Premièrement que les indicateurs ne sont que des outils, des guides destinés à éclairer une situation à un moment précis. Seule la vision d’ensemble qu’ils procurent lorsqu’ils sont considérés en commun peut prétendre refléter la réalité. La mission première des indicateurs doit être de créer un dialogue, d’une part entre les différentes institutions de coopération au développement et, d’autre part, entre les bailleurs et les pays bénéficiaires. Leur rôle n’est pas de définir l’objectif de l’aide à proprement parler mais de faciliter son atteinte. La direction donnée à l’aide provient de l’institution qui utilise et interprète les indicateurs et correspond aux espaces politiques sur lesquels cette dernière est engagée. Les indicateurs de gouvernance, en tant qu’entités concrètes, constituent un point d’entrée pour le débat sur la conception de la gouvernance. Matérialisée, la gouvernance devient discutable et ses différentes compréhensions comparables. La deuxième chose à retenir ici est qu’un indicateur n’a de pertinence que s’il est utilisé par le plus grand nombre. Pour ce faire, la transparence des méthodes de construction et l’accessibilité des résultats constituent un pré requis. De cette manière uniquement, un indicateur pourra créer le dialogue et bénéficier aux bailleurs sur le plan de l’effectivité de l’aide et aux pays en développement afin de les guider dans leurs réformes. Troisièmement, pour reproduire une photographie aussi précise et fiable que possible d’une situation donnée, un indicateur se doit d’être diversifié dans sa construction et « honnête » quant à son utilisation. Concernant le premier point, l’importance porte d’une part sur un mélange équilibré entre perceptions externes et internes et, d’autre part, sur une diversification des éléments mesurés (politiques, économiques, sociaux, etc.) Pour ce qui est de son « honnêteté », un indicateur de gouvernance doit se monter clair sur les limites inhérentes au concept même d’indicateur, c’est‐à‐dire qu’il ne représente qu’une vision de la réalité et non la réalité elle‐même.
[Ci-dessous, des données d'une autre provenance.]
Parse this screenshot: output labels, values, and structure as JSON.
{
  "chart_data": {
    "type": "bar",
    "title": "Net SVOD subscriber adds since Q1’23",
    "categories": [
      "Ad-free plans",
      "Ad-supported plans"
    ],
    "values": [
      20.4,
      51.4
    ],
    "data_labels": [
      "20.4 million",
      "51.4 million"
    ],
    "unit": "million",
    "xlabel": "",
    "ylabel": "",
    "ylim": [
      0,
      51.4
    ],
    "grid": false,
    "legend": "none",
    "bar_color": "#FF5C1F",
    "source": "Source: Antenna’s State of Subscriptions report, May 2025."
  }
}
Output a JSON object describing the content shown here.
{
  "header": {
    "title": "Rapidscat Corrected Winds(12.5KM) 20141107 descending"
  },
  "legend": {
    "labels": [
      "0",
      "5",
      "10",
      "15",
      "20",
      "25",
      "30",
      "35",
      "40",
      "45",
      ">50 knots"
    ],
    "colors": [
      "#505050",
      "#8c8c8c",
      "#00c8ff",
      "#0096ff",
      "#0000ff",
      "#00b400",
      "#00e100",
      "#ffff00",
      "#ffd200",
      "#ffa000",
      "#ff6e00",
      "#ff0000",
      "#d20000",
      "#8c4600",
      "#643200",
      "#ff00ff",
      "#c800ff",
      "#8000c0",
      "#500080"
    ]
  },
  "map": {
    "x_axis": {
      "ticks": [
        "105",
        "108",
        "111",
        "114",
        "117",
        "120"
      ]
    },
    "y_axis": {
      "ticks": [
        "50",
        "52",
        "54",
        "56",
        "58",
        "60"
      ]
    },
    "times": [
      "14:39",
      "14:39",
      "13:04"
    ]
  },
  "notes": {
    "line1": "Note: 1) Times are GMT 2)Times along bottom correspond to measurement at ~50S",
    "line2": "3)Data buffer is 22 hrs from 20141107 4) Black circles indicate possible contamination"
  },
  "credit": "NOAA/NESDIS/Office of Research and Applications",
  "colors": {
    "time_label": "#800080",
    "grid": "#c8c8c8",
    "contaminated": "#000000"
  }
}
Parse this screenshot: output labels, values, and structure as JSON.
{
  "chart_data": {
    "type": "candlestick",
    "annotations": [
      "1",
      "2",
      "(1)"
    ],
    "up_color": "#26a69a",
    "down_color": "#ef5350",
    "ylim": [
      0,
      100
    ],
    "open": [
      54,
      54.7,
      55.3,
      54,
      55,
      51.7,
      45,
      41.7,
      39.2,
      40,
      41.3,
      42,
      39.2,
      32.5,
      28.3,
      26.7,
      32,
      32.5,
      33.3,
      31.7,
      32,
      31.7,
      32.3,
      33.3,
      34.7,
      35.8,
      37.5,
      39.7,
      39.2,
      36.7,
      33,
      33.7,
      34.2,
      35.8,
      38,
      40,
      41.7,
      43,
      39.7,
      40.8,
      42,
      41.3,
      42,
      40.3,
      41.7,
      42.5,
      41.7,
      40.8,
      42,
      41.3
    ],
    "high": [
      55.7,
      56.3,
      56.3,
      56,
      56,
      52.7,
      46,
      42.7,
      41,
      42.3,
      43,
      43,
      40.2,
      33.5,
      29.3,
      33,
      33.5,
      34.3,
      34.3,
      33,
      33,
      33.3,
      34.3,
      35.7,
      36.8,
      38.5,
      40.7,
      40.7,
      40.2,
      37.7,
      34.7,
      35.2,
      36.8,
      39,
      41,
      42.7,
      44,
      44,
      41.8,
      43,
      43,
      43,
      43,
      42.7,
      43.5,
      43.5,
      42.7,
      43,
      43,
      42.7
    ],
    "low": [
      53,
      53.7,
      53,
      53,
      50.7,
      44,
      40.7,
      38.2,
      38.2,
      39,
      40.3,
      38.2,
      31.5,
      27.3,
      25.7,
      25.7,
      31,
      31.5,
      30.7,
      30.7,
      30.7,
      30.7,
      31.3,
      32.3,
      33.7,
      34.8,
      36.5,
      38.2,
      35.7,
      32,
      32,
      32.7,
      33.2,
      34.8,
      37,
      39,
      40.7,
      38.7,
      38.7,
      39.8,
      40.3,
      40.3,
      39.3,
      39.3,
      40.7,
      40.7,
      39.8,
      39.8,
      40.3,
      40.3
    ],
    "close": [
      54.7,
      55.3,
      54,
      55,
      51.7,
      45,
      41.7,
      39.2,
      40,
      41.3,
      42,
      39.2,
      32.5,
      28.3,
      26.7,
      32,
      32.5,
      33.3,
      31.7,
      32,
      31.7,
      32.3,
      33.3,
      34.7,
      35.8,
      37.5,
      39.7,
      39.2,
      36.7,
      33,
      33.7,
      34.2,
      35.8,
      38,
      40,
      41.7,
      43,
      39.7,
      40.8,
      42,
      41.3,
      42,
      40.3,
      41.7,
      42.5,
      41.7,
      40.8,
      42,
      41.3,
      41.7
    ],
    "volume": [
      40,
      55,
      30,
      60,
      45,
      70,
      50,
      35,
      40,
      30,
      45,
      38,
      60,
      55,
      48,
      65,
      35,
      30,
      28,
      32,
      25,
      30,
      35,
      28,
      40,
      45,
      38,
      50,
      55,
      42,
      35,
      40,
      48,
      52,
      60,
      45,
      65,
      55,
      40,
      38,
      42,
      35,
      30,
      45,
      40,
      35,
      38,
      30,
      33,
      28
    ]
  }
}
Finalement, à la question « existe‐t‐il plusieurs bonnes gouvernances ? », il est évident que la réponse est oui. Chaque institution de coopération au développement oriente « le faisceau de sa lampe de poche » sur les éléments auxquels elle accorde de l’importance et qui font partie intégrante de sa définition. Cependant, les recherches concernant la gouvernance n’en sont qu’à leurs débuts. Il semble donc normal que chaque institution défende ses propres valeurs du développement. Depuis quelques années une tendance à l’harmonisation se fait pourtant sentir. Le « contenu » de la gouvernance devient de plus en plus clair (bien que pas forcément plus consensuel) et la volonté d’intégration des différentes dimensions de la gouvernance dans les stratégies de coopération au développement augmente. Cette harmonisation des indicateurs mènera à terme à une plus grande coopération entre bailleurs et receveurs. Les nombreuses critiques concernant les indicateurs de gouvernance doivent d’ailleurs être perçues non comme un reniement du principe même de l’indicateur mais plus en tant qu’incitation à la discussion, dans le but d’augmenter la coordination et la coopération entre les acteurs de l’aide au développement.